Outro ponto expressivo da emenda foi a alteração da redação do § 3º, do artigo 37, da Constituição, considerado um dos dispositivos constitucionais a consagrar o princípio da participação popular na Administração Pública, pois prevê comando para a elaboração de lei para disciplinar as formas de participação do usuário na administração pública direta e indireta, regulando especialmente:
I - as reclamações relativas à prestação dos serviços públicos em geral, asseguradas a manutenção de serviços de atendimento ao usuário e a avaliação periódica, externa e interna, da qualidade dos serviços; (Incluído pela Emenda Constitucional nº 19, de 1998)
II - o acesso dos usuários a registros administrativos e a informações sobre atos de governo, observado o disposto no art. 5º, X e XXXIII; (Incluído pela Emenda Constitucional nº 19, de 1998) (Vide Lei nº 12.527, de 2011)
III - a disciplina da representação contra o exercício negligente ou abusivo de cargo, emprego ou função na administração pública. (Incluído pela Emenda Constitucional nº 19, de 1998)
A aludida mudança é apontada como outro ponto positivo da EC n° 19/1998, tendo em vista que o dispositivo indicado traz previsão para edição de norma essencial para a efetivação de uma prestação mais eficiente do serviço público. Nesse passo, “o direito subjetivo do administrado à participação tem forte ligação com o princípio da eficiência, constituindo sua instituição e as garantias constitucionais nele inspiradas um grande instrumental jurídico para a concretização normativa da eficiência” (MORAES, 2000, p. 172).
Ressalte-se, ainda, a introdução de comando para a edição de lei para defesa do usuário de serviços públicos, conforme art. 27 da Emenda.
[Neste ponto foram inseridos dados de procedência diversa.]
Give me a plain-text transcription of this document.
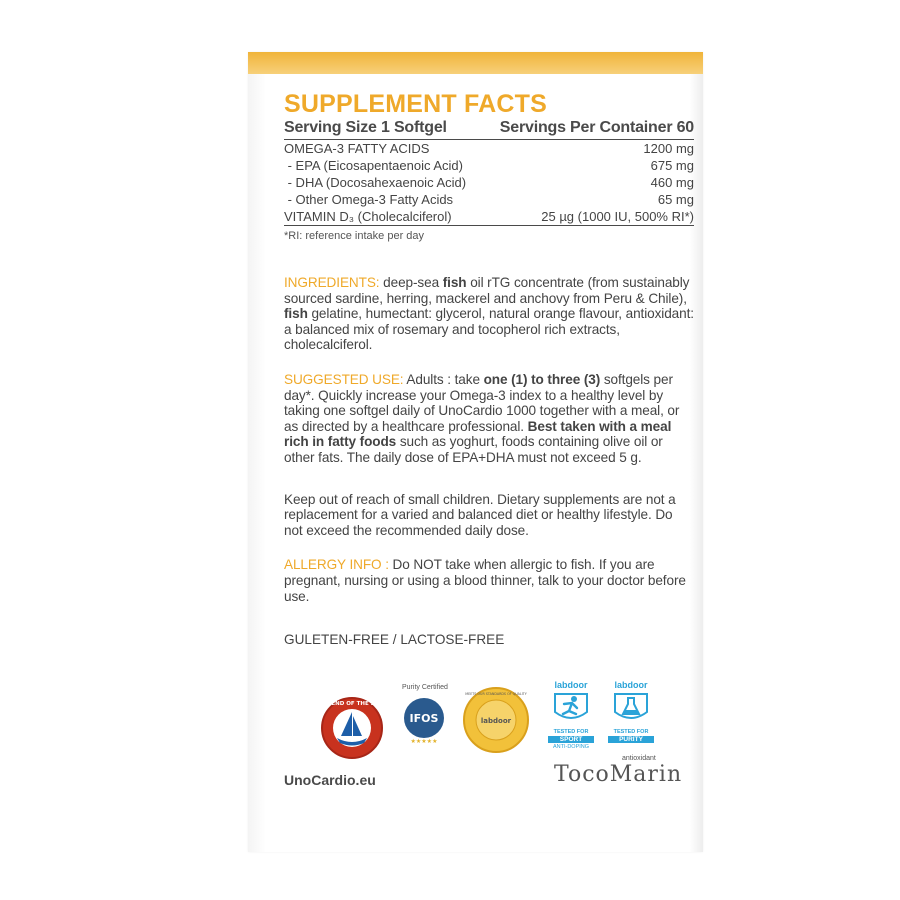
SUPPLEMENT FACTS
Serving Size 1 Softgel	Servings Per Container 60
OMEGA-3 FATTY ACIDS	1200 mg
- EPA (Eicosapentaenoic Acid)	675 mg
- DHA (Docosahexaenoic Acid)	460 mg
- Other Omega-3 Fatty Acids	65 mg
VITAMIN D₃ (Cholecalciferol)	25 µg (1000 IU, 500% RI*)
*RI: reference intake per day

INGREDIENTS: deep-sea fish oil rTG concentrate (from sustainably sourced sardine, herring, mackerel and anchovy from Peru & Chile), fish gelatine, humectant: glycerol, natural orange flavour, antioxidant: a balanced mix of rosemary and tocopherol rich extracts, cholecalciferol.

SUGGESTED USE: Adults : take one (1) to three (3) softgels per day*. Quickly increase your Omega-3 index to a healthy level by taking one softgel daily of UnoCardio 1000 together with a meal, or as directed by a healthcare professional. Best taken with a meal rich in fatty foods such as yoghurt, foods containing olive oil or other fats. The daily dose of EPA+DHA must not exceed 5 g.

Keep out of reach of small children. Dietary supplements are not a replacement for a varied and balanced diet or healthy lifestyle. Do not exceed the recommended daily dose.

ALLERGY INFO : Do NOT take when allergic to fish. If you are pregnant, nursing or using a blood thinner, talk to your doctor before use.

GULETEN-FREE / LACTOSE-FREE
FRIEND OF THE SEA
Purity Certified
IFOS
★★★★★
labdoor
MEETS OUR STANDARDS OF QUALITY
labdoor
TESTED FOR
SPORT
ANTI-DOPING
labdoor
TESTED FOR
PURITY
UnoCardio.eu
antioxidant
TocoMarin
Apesar da mora legislativa, houve a publicação da Lei n° 13.460 de 2017, dispondo acerca da participação, proteção e defesa dos direitos do usuário dos serviços públicos da administração pública.
Logo, verifica-se que a referida emenda seguiu o caminho do direito administrativo contemporâneo, que abandona o viés autoritário para evidenciar a participação dos cidadãos na formação da conduta administrativa (FRANÇA, 2000). Essas modificações no texto constitucional se mostraram necessárias em razão da exigência de um novo perfil estatal, baseado no modelo gerencial da Administração Pública e pautado na busca pela eficiência no setor público, com vistas à efetivação da cidadania, ao atendimento do interesse público e à prestação de um serviço público eficiente.
É nesse contexto que o princípio da eficiência é inserido ao caput do art. 37 da Constituição Federal, passando a compor o rol de princípios constitucionais expressos do Direito Administrativo junto aos tradicionais princípios da legalidade da impessoalidade, da moralidade e da publicidade, representando um vetor jurídico de atuação do Poder Público a fim de garantir maior qualidade na atividade pública e na prestação dos serviços públicos.
4. CONCEITO E CONTEÚDO DO PRINCÍPIO DA EFICIÊNCIA
Em que pese a comum afirmação de que o princípio da eficiência ingressou no sistema jurídico brasileiro a partir da Emenda Constitucional n° 19/98, pode-se constatar que o ordenamento jurídico já fazia referência à ideia de eficiência como um dever da administração pública.
Exemplo dessa constatação pode ser verificado a partir da leitura do artigo 74, II, da Constituição Federal, que, ao instituir o controle interno dos Poderes Legislativo, Executivo e Judiciário, previu que esse controle possui a finalidade de comprovar a legalidade e avaliar os resultados da gestão orçamentária, financeira e patrimonial da Administração Federal, no tocante à eficácia e à eficiência (NOBRE JÚNIOR, 2005). Por sua vez, no plano infraconstitucional, o princípio da eficiência estava positivado no Decreto-Lei n° 200/67.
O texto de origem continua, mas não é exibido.